X = preprocessing.normalize(X)
Step 3: Split the Dataset into Train and Test set
In this step, the dataset is split into two set one for training the model (train set) and one to evaluate the model by comparing the actual labels in the dataset and the result obtained from the model we trained.
There is no hard and fast rule for splitting the dataset into train and test set however, 70 to 80 percent of the data is used for training the model and 20 to 30 percent of the data is used for testing. We will use 80 percent of the data for training the model and 20 percent for testing.
from sklearn.model_selection import train_test_split
X_train, X_test, y_train, y_test = train_test_split(X,y,
test_size=0.2,random_state=10)
Step 4: Build the Model
We will be building a decision tree model. The decision tree is a supervised machine learning algorithm. A decision tree is a flowchart-like tree structure, where each internal node (non-leaf node) denotes a test on a feature, each branch represents the decision taken on the basis of the test and each leaf node denotes the output.
from sklearn.tree import DecisionTreeClassifier
model = DecisionTreeClassifier(max_depth=2)
Here, we have set the parameter “max_depth” to 2, parameters like “max_depth” are called hyperparameters. There are no specific rule on how to set these values however, there is an entire domain called hyperparameters tuning which consists of various way to get the optimum value of hyperparameters that makes our model robust.
Step 5: Train the Model
Training the model is creating a set of rules that will be used for predicting the values on the newly provided input (X values).

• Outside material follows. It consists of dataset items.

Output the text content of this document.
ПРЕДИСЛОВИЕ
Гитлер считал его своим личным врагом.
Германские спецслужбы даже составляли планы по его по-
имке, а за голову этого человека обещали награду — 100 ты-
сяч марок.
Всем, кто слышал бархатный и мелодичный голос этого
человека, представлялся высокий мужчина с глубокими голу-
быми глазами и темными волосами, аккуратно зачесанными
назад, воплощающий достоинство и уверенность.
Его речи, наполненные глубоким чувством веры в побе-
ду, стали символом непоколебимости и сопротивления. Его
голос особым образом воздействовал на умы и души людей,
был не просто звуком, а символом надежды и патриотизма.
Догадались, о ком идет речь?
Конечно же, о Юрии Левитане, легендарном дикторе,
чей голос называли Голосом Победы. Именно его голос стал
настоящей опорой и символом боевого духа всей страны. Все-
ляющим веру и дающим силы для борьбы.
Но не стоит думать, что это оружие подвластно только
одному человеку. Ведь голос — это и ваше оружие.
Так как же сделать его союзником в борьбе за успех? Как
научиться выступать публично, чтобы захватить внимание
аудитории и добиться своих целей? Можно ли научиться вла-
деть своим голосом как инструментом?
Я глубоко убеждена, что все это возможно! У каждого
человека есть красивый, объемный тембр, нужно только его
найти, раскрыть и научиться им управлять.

model.fit(X_train,y_train)
Since we are using the decision tree algorithm we can visualize the rules created by our model.
from sklearn import tree
import matplotlib.pyplot as plt
tree.plot_tree(model,class_names=iris.target_names,
feature_names=iris.feature_names)
plt.show()
Step 6: Model Evaluation
The idea behind machine learning is to create a model that creates a generalized rule for making predictions on new data based on the old data (train data). To evaluate our model the scikit-learn provides various metrics. For classification, we can check the accuracy score using the test data.
The test data was not seen by the model during the training phase. We pass the test data to the model we created to make and compare the result against the true result.
# Making Prediction on the Test Data
y_predict = model.predict(X_test)
# Comparing the predicted result against the test data
from sklearn.metrics import accuracy_score
score = accuracy_score(y_test,y_predict)
print("The Accuracy of the Model is:
{:3g} %".format(score*100))
>> The Accuracy of the Model is: 86.6667 %
Step 7: Model Deployment
When we are happy with the result after evaluating the result the next step will be to deploy the model in the production environment.
We will be discussing how we can deploy our model on upcoming articles.
In this article we discussed how one can get get started with hands on machine learning using python programming language and scikit-learn library.